When I was teaching, I always stressed that “Costume communicates.” We all speak the language of clothes, and we constantly make judgements based on our reading of what other people wear. Lurie’s book is about the subtle statements and psychological impulses behind our clothing choices, with chapters on “Clothing as a Sign System,” “Youth and Age,” Fashion and Status,” “Fashion and Sex,” and many other topics that explore the clothes we usually take for granted. Her comments on the fashions of the 1920s, in the chapter “Fashion and Time,” interested me particularly, because I have been thinking many of the same thoughts while looking through pattern illustrations of the twenties — but Lurie anticipated my ideas by thirty years.
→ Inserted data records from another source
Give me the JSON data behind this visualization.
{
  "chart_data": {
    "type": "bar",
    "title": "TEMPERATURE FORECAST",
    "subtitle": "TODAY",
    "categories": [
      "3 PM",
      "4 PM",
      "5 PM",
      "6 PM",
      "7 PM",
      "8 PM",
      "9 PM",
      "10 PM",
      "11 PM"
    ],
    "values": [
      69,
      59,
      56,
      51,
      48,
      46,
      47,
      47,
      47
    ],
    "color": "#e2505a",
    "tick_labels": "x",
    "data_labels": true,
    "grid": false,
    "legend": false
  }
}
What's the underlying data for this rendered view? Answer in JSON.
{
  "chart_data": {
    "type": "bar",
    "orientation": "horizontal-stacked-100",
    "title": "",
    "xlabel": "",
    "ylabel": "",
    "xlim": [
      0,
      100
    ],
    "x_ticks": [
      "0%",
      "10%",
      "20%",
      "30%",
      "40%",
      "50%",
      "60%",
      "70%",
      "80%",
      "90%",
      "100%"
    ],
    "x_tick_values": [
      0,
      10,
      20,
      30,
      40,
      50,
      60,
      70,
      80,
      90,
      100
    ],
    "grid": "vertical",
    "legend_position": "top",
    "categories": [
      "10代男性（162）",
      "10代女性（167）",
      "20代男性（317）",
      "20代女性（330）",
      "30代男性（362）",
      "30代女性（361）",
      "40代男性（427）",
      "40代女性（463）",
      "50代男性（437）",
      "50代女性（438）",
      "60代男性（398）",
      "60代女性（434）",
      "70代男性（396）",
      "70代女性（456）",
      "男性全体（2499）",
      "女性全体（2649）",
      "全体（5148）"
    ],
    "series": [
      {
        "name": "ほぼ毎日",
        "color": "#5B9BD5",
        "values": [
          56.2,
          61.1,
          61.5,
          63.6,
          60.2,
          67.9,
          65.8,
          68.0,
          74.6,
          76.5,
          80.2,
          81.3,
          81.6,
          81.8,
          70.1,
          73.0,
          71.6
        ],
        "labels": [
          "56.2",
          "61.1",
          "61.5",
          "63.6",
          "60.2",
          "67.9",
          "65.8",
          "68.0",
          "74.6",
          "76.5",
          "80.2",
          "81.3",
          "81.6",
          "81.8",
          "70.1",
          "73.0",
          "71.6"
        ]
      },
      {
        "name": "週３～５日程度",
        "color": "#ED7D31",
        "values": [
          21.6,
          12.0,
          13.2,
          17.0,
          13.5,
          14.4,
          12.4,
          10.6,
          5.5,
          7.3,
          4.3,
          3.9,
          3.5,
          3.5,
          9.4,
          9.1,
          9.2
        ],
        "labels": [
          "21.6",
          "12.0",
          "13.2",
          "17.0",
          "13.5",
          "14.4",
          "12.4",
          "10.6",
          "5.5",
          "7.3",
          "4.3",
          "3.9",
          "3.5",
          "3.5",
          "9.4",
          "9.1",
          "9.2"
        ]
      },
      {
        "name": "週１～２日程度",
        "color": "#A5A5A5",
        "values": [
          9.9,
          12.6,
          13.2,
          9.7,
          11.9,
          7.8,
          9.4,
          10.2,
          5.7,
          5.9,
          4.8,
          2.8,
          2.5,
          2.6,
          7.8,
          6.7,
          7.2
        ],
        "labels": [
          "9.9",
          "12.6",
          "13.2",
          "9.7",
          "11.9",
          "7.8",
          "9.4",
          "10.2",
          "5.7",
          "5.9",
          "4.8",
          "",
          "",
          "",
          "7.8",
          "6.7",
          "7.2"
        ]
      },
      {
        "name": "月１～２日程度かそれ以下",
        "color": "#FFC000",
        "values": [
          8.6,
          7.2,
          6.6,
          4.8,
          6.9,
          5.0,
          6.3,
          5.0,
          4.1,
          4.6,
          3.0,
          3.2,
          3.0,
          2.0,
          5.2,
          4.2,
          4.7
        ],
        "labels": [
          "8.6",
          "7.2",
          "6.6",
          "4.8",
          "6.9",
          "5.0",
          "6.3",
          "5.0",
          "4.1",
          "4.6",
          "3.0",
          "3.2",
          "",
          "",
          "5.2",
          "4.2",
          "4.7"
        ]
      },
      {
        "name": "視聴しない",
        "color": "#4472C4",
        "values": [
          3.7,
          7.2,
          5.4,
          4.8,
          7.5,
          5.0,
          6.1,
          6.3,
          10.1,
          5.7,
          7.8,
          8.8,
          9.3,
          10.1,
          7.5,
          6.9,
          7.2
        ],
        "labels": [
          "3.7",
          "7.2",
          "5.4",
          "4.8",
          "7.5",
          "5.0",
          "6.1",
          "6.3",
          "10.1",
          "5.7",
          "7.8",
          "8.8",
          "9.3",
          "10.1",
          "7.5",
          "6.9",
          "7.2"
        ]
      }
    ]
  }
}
And she writes really well, so that there is a lot of information packed into her seemingly effortless prose.
Dressing as Children: Thoughts on 1920s Styles
After summarizing several theories about why women minimized their breasts and hips in the twenties, Lurie reminds us that . . .
“It has been sugested that women were asserting their new-won rights by dressing like men; or, alternatively, that they were trying to replace the young males who had died in World War I.
“…But a glance at contemporary photographs and films shows that women in the 1920s did not look like men, but rather like children — the little girls they had been ten to twenty years earlier….
“…And although [the flapper] might have the figure of an adolescent boy, her face was that of a small child: round and soft, with a turned-up nose, saucer eyes, and a “bee-stung” mouth.
I have been noticing that patterns for young women, aged 15 to 20 — i.e., ‘flappers’ — were illustrated with very round-headed, big-eyed, baby-like heads, like the prototypical flapper cartoon character, Betty Boop.

Illustrations of a teenager and an adult woman wearing hats made from the same pattern, 1925. Delineator magazine.
Very large eyes, spaced far apart, in a round — rather than oval — head, with a tiny nose and “rosebud lips;” those are the traits associated with an infant’s head.
Alison Lurie goes on to say, “One popular style of the 1920s was the dress cut to look like a shirt, with an outsize collar and floppy bow tie of the kind seen on little boys ten or twenty years earlier. [See above, left.] Another favorite was the Peter Pan collar, named after [the boy who] . . . was chiefly famous for his refusal to grow up. . . . Middy blouses and skirts were now worn by grown women as well as children, and the ankle-strap button shoes or “Mary Janes” once traditional for little girls became, with the addition of a Cuban heel, the classic female style of the twenties.”
“I Won’t Grow Up”
My own observation is that dresses considered suitable for little girls aged 8 to 15 (or younger) in the early 1920s became the adult fashions of the later 1920s. When adult women were still wearing mid-calf-length skirts, in 1924, 12-year-old girls were wearing skirts that came just to the knee. Two years later, adult women — not just ‘flappers’ — were wearing knee-length skirts. The curves of a sexually mature female body were suppressed, or at least de-emphasized. The ideal may have been a ‘boyish’ figure, but it was also the figure of a little girl, too young for adult responsibilities, but insisting upon adult freedom of behavior.
Earlier in the century, young women looked forward to the day when they could “put up” their hair and let down their hems. By 1925, women were reverting to schoolgirl clothing styles: dropped waist lines, short skirts, pullover dresses, and middy-type blouses worn outside their skirts rather than tucked in (a look previously only seen on gym suits and children’s outfits.) Here’s another example of a child’s dress influencing the adult dress on the right:
At least, The Language of Clothes got me thinking more deeply about fashion trends. I’m looking forward to reading it straight through– but it’s hard not to skip ahead to such enticing topics as “Sexual Signals: The Old Handbag,” and the underlying meanings of “Color and Pattern.” It’s available in used hardcover for about $10 plus shipping.